Дорогие потомки! Если вы не станете совершеннее и чище, мудрее и человечнее, чем мы, то идите вы к черту!
Альберт Эйнштейн
С тех пор как ультракоммунизм одержал безоговорочную победу на территории всей страны, жизнь во многом изменилась. Было покончено с аномальными явлениями прошлого, и жизнь обрела прочные рамки и твердый порядок. Многие вещи изменились в корне. Например, дома стали строить цилиндрической формы, высотой в сорок этажей. Каждому индивиду пожизненно выделялся жилой сектор в одном из цилиндрических домов, а слова "квартира" и "комната" были запрещены к употреблению и внесены в список запретных слов, которые надлежало забыть в течение двух поколений.
Если индивид хорошо проявлял себя на коммунистическом производстве и в быту, его жилой сектор расширялся за счет соседей - особый механизм автоматически сдвигал стену по радиусу на определенное число угловых градусов. Иногда стена могла сдвинуться настолько, что индивид средней длины мог улечься поперек сектора, лишь слегка согнувшись. Отстающих и неуживчивых, напротив, наказывали.

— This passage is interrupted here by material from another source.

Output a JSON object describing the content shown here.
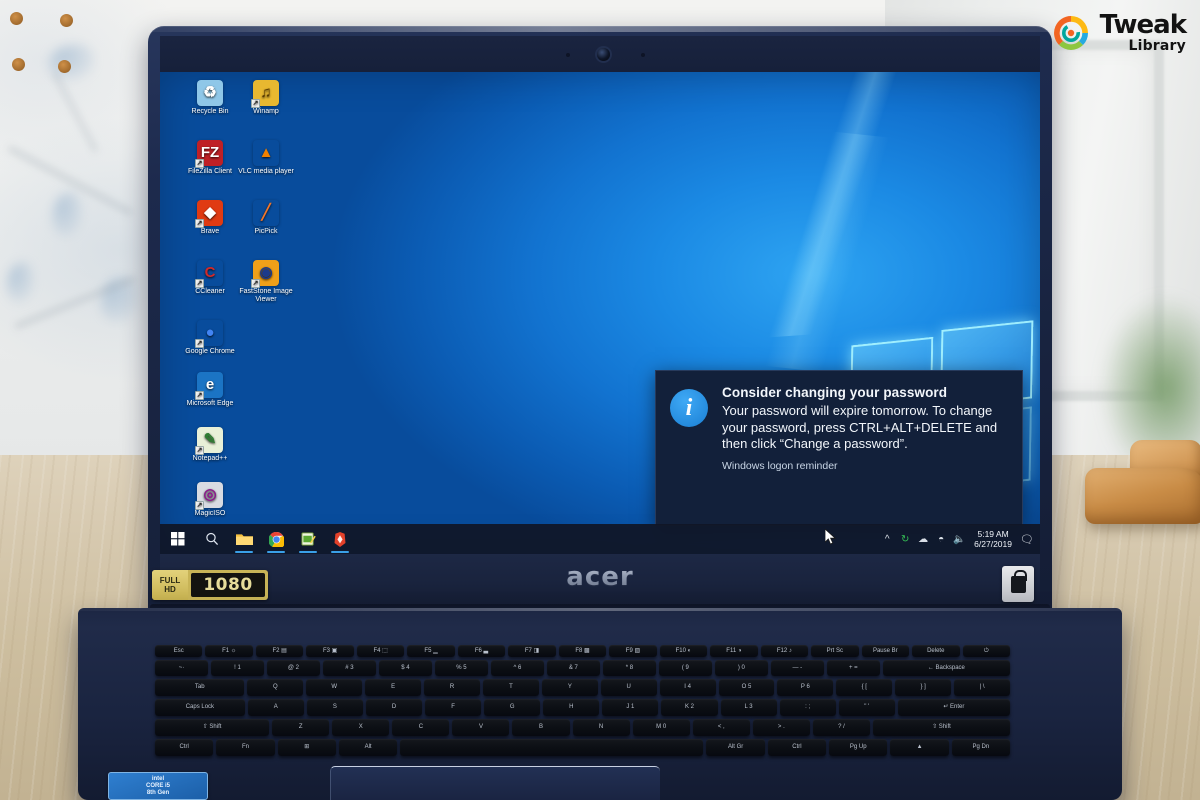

Стены секторов, занимаемых этими индвидами, автоматически сдвигались, и могли сдвинуться так, что индивид средней ширины мог с трудом стоять в самой широкой части своего сектора, сдавленный стенами, у самого отверстия спуско-подъемной шахты. Наказание это именовалось "сужением жизненного угла в воспитательно- методических целях".
Стоять целый день в секторе с суженным до предела жизненным углом было тяжело и опасно - можно было случайно заснуть и свалиться вниз, в спуско-подъемную шахту, где на самом дне торчал острый и длинный штырь фиксатора подъемной кабины. Уже не одного наказанного индивида, заснувшего по преступной небрежности, сняли с этого штыря и отправили на фабрику переработки белковых субпродуктов. На эту фабрику направляли всех, кто не подавал признаков жизни. На фабрике привезенный материал использовали для приготовления корма. Слово "похороны" было запрещено к употреблению и внесено в список запретных слов, которые надлежало забыть в течение двух поколений.
Рабочие сутки имели постоянный и неукоснительный распорядок. Работать было принято по ночам. Сутки начинались с вечера и кончались вечером. Каждый вечер индивиды перемещались из жилого сектора на производство, а утром возвращались назад в свой жилой сектор. Днем всем индивидам надлежало спать в жилом секторе. Слово "выходной" было запрещено к употреблению и внесено в список запретных слов, которые надлежало забыть в течение двух поколений.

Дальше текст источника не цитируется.